角川版シャーロック・ホームズを読む(5)

『緋色の研究』の初めの方、グレッグソンから来た手紙を読んで、ホームズはワトソンにこう言う。

They have their knives into one another, too. They are as jealous as a pair of professional beauties. There will be some fun over this case if they are both put upon the scent."

 Theyというのはグレッグソンとレストレイドの二人の警部のことだ。ここに出てくるprofessional beautiesとはどういうことか?
 従来の翻訳は、「商売女」のような訳語をつけていて、すべて間違いだった。
 角川版ではどうか。
「……しかも互いにいがみ合っていて、商売敵の女同士みたいに嫉妬心をめらめらと燃やしている」

 グレッグソンとレストレイドは二人ともスコットランドヤードの刑事で、すでに「商売敵の男同士」である。性別を女に変えてどうする?
 英語で読めば「ああなるほどprofessioal beautiesにたとえたのだな」と分かって面白いのに、そこを隠してしまっては困るじゃないですか。全部きちんと訳して下さい。

 professional beautyプロの美人とは、「社交界の花形美女」のことだ、というのは僕がブログに書き本に書いた。

 PB(professional beauty)が「高級娼婦的なもの」だと大分前にナントカ先生が指摘したなどと書いてあるサイトもあるようだが、見当違いだ。PBは高級娼婦でもなければ「的なもの」でもない。ウィンストン・チャーチルのお母さん(米国大富豪の娘で公爵家に嫁入りした)のような名流婦人がPBだったのだ。王妃カトリーヌ・ド・メディシスがプロフェッショナル・ビューティと呼ばれた例も僕は紹介している。
http://sanjuro.cocolog-nifty.com/blog/2011/12/3-7545.html

General_lily_langtry_mistress_of_th

 典型的なPBだったリリー・ラントレーは後年女優になったのだから、いくらか身分が低かったかも知れない。しかし、娼婦ではなかった。それ者ではない。リリーはアルバート・エドワード皇太子にずいぶんお金を使わせたらしい。
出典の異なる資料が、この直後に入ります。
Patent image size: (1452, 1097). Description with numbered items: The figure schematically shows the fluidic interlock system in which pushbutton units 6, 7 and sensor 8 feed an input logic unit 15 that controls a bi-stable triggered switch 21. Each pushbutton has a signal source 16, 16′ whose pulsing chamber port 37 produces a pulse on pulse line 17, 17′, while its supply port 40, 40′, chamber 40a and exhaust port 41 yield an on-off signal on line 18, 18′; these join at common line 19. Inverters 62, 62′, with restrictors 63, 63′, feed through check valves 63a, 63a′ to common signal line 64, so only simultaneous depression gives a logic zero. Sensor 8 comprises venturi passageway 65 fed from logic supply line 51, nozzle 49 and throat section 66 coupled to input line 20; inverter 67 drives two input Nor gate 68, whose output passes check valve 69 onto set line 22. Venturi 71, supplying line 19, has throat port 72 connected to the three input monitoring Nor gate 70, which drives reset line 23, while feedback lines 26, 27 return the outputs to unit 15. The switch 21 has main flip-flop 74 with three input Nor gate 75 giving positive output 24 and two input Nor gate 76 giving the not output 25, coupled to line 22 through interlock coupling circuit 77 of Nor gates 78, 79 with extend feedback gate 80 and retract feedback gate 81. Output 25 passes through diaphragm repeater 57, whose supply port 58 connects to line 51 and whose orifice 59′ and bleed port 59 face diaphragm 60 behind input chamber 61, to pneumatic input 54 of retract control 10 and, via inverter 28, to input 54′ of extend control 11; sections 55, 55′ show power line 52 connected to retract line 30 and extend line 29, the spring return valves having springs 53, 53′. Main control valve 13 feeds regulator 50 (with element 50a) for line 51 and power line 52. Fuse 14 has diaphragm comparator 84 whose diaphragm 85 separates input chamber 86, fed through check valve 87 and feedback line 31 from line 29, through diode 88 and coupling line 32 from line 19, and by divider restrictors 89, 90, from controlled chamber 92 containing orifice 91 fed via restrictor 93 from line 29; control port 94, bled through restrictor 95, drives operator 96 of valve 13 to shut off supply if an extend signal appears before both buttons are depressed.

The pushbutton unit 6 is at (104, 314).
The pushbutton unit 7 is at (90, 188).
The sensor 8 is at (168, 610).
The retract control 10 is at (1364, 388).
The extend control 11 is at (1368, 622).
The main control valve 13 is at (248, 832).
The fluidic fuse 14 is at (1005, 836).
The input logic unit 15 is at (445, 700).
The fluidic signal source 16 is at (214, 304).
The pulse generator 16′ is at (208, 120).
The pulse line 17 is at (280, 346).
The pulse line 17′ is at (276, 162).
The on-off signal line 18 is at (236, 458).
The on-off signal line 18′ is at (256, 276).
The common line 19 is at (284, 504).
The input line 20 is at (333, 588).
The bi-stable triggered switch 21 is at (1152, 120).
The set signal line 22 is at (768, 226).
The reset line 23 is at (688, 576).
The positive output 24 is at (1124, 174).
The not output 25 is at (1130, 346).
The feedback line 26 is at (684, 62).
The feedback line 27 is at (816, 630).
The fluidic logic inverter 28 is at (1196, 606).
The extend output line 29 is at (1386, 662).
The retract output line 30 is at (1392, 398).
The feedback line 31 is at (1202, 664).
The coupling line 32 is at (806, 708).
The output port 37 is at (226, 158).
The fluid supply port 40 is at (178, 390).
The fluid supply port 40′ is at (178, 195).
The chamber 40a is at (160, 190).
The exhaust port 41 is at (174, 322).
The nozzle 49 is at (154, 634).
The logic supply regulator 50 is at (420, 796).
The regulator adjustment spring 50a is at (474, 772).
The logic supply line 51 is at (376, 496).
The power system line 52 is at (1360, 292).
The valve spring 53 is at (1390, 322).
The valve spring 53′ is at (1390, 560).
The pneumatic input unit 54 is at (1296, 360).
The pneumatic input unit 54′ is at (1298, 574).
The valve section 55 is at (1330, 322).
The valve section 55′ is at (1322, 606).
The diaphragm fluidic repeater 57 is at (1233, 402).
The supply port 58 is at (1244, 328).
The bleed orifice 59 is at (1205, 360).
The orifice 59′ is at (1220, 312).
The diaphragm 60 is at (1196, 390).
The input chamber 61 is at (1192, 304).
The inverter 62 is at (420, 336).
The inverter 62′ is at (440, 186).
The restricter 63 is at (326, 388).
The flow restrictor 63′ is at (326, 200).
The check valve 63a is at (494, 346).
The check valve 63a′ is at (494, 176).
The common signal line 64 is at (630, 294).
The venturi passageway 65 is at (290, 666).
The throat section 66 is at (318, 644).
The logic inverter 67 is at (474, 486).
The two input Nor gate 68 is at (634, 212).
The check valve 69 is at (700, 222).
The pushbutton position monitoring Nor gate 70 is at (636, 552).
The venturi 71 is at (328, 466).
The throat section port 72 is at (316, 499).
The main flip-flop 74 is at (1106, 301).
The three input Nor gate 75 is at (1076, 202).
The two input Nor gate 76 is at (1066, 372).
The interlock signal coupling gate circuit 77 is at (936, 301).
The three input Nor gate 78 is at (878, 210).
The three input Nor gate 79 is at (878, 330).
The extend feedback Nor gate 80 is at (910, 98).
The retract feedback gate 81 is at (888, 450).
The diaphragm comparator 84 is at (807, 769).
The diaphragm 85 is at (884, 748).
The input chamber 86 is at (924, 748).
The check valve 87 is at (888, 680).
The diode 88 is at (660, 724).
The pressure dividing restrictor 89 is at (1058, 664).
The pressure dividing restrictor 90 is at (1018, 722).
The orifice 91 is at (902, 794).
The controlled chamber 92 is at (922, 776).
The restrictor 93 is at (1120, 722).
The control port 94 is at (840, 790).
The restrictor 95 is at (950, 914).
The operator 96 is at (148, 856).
「I have spent enough on you to build a battleship.あなたには軍艦を一艘作れるくらい(お金を)出したのだ」
「You have spent enough in me to float one.軍艦を一艘浮かべられるくらい、お出しになりました」(floatをbuildと書いてしまったので訂正)

  リリーはプリンスに服や宝石を買ってもらっただろうし、今では「ラントレー・マナー」というホテルになっている家まで作らせた。しかし、現金をもらうなんてことはしなかった。有夫の貴婦人(田舎地主の夫人だから貴婦人としては下の方)だった。絶対に高級娼婦ではなく、的なものでもなかった。
 高級娼婦がいたのはフランスで、椿姫などがその典型である。こういう女をdemi-mondaineという。demi-monde(半世界)に出入りする女だ。普通のモンド(社交界)では、夫婦が単位である。半世界では、男一人でよろしい。女は椿姫のようなのを調達すればよいのだから。だから普通のモンドに比べて、demi-monde半世界という。
――というようなことは、原文で読めば自然に頭に浮かぶはずで、正典の面白さはそういうところにもあるのだ。
 これくらいのことも知らないで正典を翻訳されては迷惑だ。